I think the problem with workshops is that they're scripted. They're not individualized for the specific kids in the specific workshop. It's like manufacturing 20 extra-large t-shirts for 20 kids. You need to make them extra-large because the kids are all different sizes and this way, every kid will at least have clothing on his back even if he or she is swimming in fabric. It's better than to have a kid not be able to fit in the t-shirt, right? So everyone's wearing these extra-large t-shirts. For some kids, the t-shirts fit fine. For others, it's a little uncomfortable, you know, baggy and annoying but okay. For some, it goes down to their knees and when they go outside, it doesn't protect them from the sun and they have this awful weird-shaped sunburn because of the way the shirt fits and...okay. Never mind. This metaphor sucks. Sorry about this, guys.

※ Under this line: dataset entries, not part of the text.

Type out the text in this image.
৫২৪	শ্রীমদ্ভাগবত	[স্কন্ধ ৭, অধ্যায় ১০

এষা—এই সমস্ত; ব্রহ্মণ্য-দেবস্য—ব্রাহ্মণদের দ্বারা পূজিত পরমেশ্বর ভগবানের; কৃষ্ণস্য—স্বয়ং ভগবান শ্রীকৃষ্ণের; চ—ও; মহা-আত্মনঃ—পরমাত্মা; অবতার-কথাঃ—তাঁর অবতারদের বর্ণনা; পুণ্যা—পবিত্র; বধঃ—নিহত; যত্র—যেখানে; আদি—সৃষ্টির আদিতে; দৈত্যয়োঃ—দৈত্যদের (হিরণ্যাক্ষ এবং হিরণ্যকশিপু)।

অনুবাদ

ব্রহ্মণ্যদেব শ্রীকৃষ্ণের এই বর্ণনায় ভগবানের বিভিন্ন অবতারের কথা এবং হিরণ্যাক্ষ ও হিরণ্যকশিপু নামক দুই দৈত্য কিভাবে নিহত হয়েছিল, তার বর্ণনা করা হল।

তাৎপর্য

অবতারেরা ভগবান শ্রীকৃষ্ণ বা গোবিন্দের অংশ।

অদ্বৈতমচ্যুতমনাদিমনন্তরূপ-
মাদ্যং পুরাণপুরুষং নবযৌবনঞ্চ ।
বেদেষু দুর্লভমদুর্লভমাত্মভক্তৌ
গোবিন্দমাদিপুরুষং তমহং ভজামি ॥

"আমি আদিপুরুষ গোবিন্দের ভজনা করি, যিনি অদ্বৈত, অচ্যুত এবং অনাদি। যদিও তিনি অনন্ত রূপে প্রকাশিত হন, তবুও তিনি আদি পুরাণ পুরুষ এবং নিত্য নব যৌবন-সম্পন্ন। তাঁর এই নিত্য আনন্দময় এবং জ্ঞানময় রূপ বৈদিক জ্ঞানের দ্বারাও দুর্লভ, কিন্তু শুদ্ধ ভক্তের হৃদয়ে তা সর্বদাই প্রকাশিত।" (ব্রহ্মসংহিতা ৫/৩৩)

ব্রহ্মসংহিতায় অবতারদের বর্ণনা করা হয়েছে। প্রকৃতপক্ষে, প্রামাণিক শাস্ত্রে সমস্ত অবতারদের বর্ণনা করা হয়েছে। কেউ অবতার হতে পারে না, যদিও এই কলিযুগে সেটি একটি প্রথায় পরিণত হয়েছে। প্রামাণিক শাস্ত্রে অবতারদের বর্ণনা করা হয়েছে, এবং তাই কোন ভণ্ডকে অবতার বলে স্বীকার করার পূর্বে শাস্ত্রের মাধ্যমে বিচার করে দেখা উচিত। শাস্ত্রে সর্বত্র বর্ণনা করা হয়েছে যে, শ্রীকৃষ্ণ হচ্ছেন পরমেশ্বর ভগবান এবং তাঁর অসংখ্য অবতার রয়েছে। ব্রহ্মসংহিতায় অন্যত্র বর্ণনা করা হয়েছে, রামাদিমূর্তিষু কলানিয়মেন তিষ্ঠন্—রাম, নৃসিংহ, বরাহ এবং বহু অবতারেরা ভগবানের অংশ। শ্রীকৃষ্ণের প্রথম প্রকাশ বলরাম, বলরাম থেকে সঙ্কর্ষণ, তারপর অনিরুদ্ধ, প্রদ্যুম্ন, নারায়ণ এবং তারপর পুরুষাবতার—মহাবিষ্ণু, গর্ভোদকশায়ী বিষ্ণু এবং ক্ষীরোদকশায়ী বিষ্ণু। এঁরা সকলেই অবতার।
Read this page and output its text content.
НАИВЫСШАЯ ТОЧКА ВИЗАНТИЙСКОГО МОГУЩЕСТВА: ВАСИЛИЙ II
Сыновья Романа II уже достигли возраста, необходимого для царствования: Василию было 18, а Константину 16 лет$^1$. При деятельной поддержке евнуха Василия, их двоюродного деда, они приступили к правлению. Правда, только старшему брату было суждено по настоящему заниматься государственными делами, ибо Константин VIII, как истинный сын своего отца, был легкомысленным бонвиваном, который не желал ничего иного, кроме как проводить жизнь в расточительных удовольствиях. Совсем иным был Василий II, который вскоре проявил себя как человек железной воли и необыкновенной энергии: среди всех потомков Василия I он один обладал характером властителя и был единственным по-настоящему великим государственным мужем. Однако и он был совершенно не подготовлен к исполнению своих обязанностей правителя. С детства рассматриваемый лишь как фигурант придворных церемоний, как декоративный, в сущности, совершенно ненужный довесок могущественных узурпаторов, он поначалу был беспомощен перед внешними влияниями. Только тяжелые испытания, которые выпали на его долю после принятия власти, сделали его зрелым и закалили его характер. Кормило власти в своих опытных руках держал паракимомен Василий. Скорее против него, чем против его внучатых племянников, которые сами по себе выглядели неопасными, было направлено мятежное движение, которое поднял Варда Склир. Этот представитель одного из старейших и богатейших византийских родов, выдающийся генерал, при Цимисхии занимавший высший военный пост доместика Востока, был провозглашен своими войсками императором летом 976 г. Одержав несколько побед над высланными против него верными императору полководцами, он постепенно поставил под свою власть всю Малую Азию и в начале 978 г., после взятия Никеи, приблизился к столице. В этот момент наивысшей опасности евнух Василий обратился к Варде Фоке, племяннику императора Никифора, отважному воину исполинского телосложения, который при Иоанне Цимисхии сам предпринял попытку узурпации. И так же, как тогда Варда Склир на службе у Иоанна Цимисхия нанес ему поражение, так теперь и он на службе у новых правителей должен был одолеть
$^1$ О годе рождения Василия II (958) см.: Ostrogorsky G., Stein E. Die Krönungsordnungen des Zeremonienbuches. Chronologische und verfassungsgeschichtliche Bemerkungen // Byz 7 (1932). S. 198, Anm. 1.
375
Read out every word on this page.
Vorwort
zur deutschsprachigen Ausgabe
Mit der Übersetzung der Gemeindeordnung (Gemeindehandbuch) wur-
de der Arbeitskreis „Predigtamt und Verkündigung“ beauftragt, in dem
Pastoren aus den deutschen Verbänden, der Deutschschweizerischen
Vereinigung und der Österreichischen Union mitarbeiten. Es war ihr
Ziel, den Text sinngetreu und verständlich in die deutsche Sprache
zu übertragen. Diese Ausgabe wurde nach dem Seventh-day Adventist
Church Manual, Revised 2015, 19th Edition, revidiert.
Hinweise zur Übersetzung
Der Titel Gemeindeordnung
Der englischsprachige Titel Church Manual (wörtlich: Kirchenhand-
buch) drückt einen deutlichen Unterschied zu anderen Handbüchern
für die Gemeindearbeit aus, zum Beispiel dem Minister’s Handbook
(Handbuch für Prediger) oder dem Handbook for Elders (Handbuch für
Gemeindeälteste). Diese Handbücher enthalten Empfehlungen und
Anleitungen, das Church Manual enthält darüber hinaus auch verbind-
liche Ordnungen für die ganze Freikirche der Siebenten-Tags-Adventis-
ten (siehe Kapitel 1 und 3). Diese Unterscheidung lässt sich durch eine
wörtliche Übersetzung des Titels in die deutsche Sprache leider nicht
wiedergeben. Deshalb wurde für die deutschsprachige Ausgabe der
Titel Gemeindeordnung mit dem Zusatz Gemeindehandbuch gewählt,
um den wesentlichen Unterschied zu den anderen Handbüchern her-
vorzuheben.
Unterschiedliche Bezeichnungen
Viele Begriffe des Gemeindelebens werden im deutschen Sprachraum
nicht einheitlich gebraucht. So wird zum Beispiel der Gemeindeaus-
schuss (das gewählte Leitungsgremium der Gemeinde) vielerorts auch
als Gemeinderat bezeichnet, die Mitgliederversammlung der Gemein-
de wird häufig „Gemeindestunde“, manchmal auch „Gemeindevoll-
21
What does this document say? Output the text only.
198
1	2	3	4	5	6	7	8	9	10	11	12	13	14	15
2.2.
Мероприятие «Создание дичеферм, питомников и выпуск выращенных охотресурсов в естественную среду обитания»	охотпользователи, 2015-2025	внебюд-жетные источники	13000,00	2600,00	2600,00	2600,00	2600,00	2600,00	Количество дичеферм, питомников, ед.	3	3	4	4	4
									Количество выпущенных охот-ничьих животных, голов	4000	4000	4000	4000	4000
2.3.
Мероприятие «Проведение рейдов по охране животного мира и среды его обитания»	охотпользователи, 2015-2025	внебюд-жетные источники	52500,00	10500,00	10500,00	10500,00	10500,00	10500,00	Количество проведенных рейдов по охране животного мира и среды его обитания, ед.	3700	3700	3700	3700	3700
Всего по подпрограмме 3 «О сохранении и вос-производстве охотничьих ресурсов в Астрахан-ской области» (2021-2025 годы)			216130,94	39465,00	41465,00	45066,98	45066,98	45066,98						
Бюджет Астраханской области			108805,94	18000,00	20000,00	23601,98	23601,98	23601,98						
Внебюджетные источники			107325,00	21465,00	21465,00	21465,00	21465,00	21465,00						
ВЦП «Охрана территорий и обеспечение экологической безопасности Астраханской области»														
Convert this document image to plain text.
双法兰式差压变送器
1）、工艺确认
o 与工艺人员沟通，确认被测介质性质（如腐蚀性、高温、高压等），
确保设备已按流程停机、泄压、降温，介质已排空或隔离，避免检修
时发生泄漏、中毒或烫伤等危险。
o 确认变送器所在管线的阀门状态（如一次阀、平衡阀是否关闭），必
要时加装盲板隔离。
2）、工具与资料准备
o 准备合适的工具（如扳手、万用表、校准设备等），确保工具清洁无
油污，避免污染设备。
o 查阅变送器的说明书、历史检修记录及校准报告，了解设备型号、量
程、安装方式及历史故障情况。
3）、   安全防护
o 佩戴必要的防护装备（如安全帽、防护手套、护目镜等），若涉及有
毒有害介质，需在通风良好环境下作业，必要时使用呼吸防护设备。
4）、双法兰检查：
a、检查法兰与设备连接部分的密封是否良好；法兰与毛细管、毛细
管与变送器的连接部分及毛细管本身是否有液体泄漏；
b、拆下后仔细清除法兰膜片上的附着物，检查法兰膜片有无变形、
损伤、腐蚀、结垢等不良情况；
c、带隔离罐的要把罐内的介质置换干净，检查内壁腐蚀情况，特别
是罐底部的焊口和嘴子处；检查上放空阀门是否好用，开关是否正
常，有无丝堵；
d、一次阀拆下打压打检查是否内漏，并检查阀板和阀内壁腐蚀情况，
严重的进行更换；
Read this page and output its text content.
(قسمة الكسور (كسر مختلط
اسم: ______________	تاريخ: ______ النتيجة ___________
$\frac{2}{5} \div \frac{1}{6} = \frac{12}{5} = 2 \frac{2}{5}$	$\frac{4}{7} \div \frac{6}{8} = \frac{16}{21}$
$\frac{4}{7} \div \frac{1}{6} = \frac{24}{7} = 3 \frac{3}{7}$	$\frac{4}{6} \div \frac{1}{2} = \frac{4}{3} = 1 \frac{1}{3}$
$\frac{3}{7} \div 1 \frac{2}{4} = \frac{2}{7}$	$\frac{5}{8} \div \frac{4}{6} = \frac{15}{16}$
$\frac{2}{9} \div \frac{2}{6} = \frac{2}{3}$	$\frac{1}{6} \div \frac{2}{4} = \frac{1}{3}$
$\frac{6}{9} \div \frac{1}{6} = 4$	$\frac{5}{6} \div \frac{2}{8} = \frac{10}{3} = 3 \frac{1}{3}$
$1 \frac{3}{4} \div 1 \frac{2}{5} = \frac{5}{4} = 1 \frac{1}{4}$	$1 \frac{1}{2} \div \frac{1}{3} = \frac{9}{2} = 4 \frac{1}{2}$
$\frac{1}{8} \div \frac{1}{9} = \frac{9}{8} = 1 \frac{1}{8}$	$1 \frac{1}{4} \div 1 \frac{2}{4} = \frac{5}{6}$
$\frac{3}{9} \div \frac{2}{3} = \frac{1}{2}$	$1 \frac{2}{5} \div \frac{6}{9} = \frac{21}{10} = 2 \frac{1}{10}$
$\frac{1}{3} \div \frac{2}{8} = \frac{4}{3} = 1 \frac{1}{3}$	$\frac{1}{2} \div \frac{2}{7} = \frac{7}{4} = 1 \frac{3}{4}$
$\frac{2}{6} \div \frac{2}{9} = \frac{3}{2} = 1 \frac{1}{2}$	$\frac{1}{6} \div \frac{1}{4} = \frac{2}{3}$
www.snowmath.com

But basically, they're doing a one-size-fits-all workshop when they need to think about what is going to work FOR and WITH the kids in the workshop. They need to spend more time making 20 different t-shirts in the right size for the right kid. The problem with the workshops is that they do EVERYTHING. They know that some kids are visual learners/experiential learners/etc. So they need to reach each kid. So they throw in some acting-it-out exercises, some bioenergetic exercises, some visualizations, some feedback circles, some written-out tools, some lectures, some writing assignments...basically throwing in everything and the kitchen sink because they know that everything won't affect everyone but SOMETHING will affect EVERYONE, you know? So they need to cover all of their bases.
The problem is that the kids don't know this. They think they're supposed to "get" EVERYTHING. So when they can't connect with something, they think something's wrong with them and fake it and feel like shit. Or, worse, they try to FORCE themselves to do it, to feel it, and end up breaking themselves a little bit. Or the staff try to force it and break something. It's just bad.
Sorry, I sound like an idiot. But hopefully you get what I'm saying.